Home Business & Marketing 4 Things to Know Before You Enter Into an Equine Business Partnership

4 Things to Know Before You Enter Into an Equine Business Partnership


Many equine businesses today are managed and owned by partnerships.


There are many reasons one would consider going into business with a partner. An equine business partnership allows you an opportunity to own a business if you couldn’t have afforded it alone. It can also bring additional skill sets to the table that you may not possess.

In a partnership, every person gives a certain amount of property, money, or labor. Each will share in the profits and the losses in the business, as partners are individually responsible for business debts. 

Even if you are going into an agreement with someone you know, there are a few things you must know before entering an equine business partnership.

There must be a Written Agreement

Handshake partnerships and verbal agreements can sometimes be legal, however, have you thought of what will happen if something goes wrong? In cases where there is no written agreement, it will be challenging to prove that the partnership existed in the first place.

It’s strongly recommended to seek the help of equine legal solutions to ensure that all your agreements are made in a legal manner. This will also help you avoid some obvious misunderstandings and provide clarity around each person’s role. Remember, even partnerships formed with friends and family can go wrong. It’s best to have a solid contract in place from day one to avoid any conflicts.

There are Risks

As much as there are some advantages of getting into a partnership, there are risks too. Some advantages of an equine partnership are that all the individuals in the partnership are similarly accountable for liability, taxes, debts, decisions, and profits.

On the downside, partners have unrestricted personal liability with zero protection; there are no untaxed benefits and the partnership ends when one person dies or decides to leave. Also, if you are in partnership with a friend or family member, you run the risk that your relationship may become murky if something goes awry. Some choose not to go into business with relatives for this very reason.

Partners have the Same Voice in Managing the Business

All the members in a partnership must have the same voice in running the partnership. Each of the partners has power when it comes to making contracts and agreements.
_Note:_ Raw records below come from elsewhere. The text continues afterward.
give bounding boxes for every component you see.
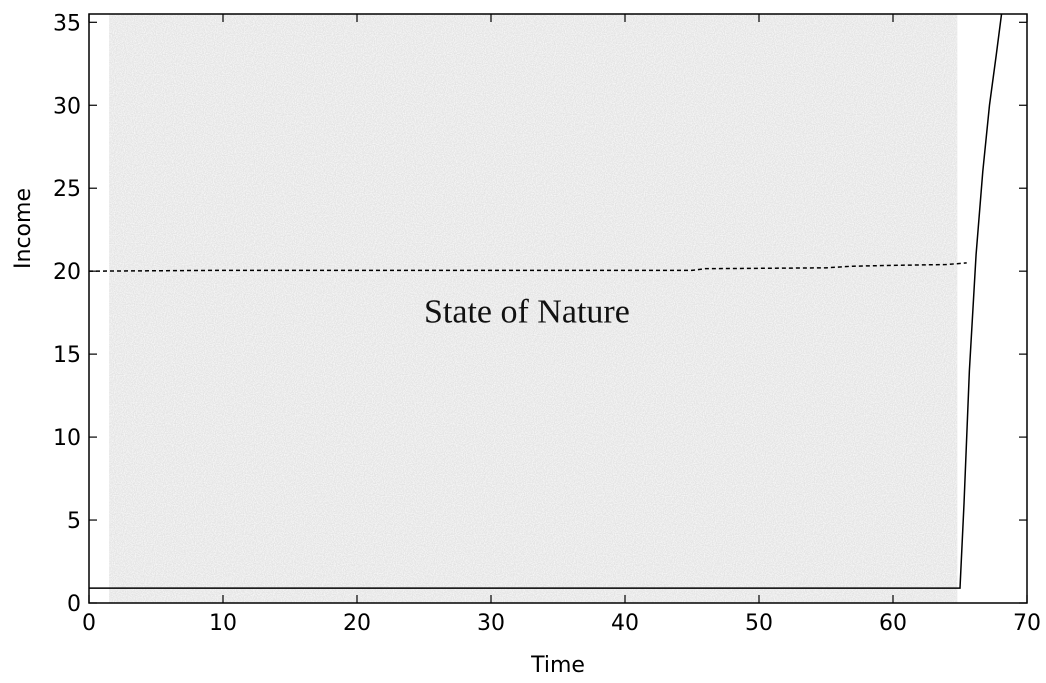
x-tick-label: 20 <box>343 611 371 636</box>
series-layer <box>88 13 1003 589</box>
state-of-nature-region <box>109 14 958 603</box>
solid-series-line <box>89 13 1003 589</box>
y-tick-label: 5 <box>67 509 81 534</box>
y-axis-label: Income <box>11 188 36 269</box>
y-tick-label: 30 <box>53 94 81 119</box>
x-tick-label: 70 <box>1013 611 1041 636</box>
plot-area <box>109 14 958 603</box>
plot-frame <box>88 13 1028 604</box>
x-tick-label: 60 <box>879 611 907 636</box>
x-tick-label: 30 <box>477 611 505 636</box>
y-tick-label: 0 <box>67 592 81 617</box>
y-tick-label: 25 <box>53 177 81 202</box>
y-tick-label: 35 <box>53 11 81 36</box>
x-tick-label: 40 <box>611 611 639 636</box>
y-tick-label: 20 <box>53 260 81 285</box>
x-tick-label: 0 <box>82 611 96 636</box>
x-tick-label: 10 <box>209 611 237 636</box>
annotation-label: State of Nature <box>424 294 630 331</box>
x-tick-label: 50 <box>745 611 773 636</box>
x-axis-label: Time <box>530 653 585 678</box>
y-axis: 0 5 10 15 20 25 30 35 <box>53 11 1027 617</box>
x-axis: 0 10 20 30 40 50 60 70 <box>82 14 1041 636</box>
dashed-series-line <box>88 262 967 272</box>
y-tick-label: 15 <box>53 343 81 368</box>
y-tick-label: 10 <box>53 426 81 451</box>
However, all the partners are bound by fiduciary obligations to one another, and shall not sell their property (i.e. livestock or other assets) without the consent of the other partners. 

Tax Considerations

Each partner will be required to report the profits and incomes of the business on their individual tax returns. All of the partners should additionally become familiar with tax regulations and guidelines, however, it’s strongly encouraged to retain the services of a tax professional. Be sure to determine who is responsible for keeping the books prior to opening your business.


There are many other things that you must consider before jumping into an equine business partnership. You must be able to protect yourself from third-party injuries and property damage, for which you are legally responsible. Seek the advice of an insurance professional to ensure you have proper coverage. Your investment will also vary depending on the type of business and the number of assets and partners. Don’t enter into a legally binding partnership until you’ve thoroughly reviewed all of the details.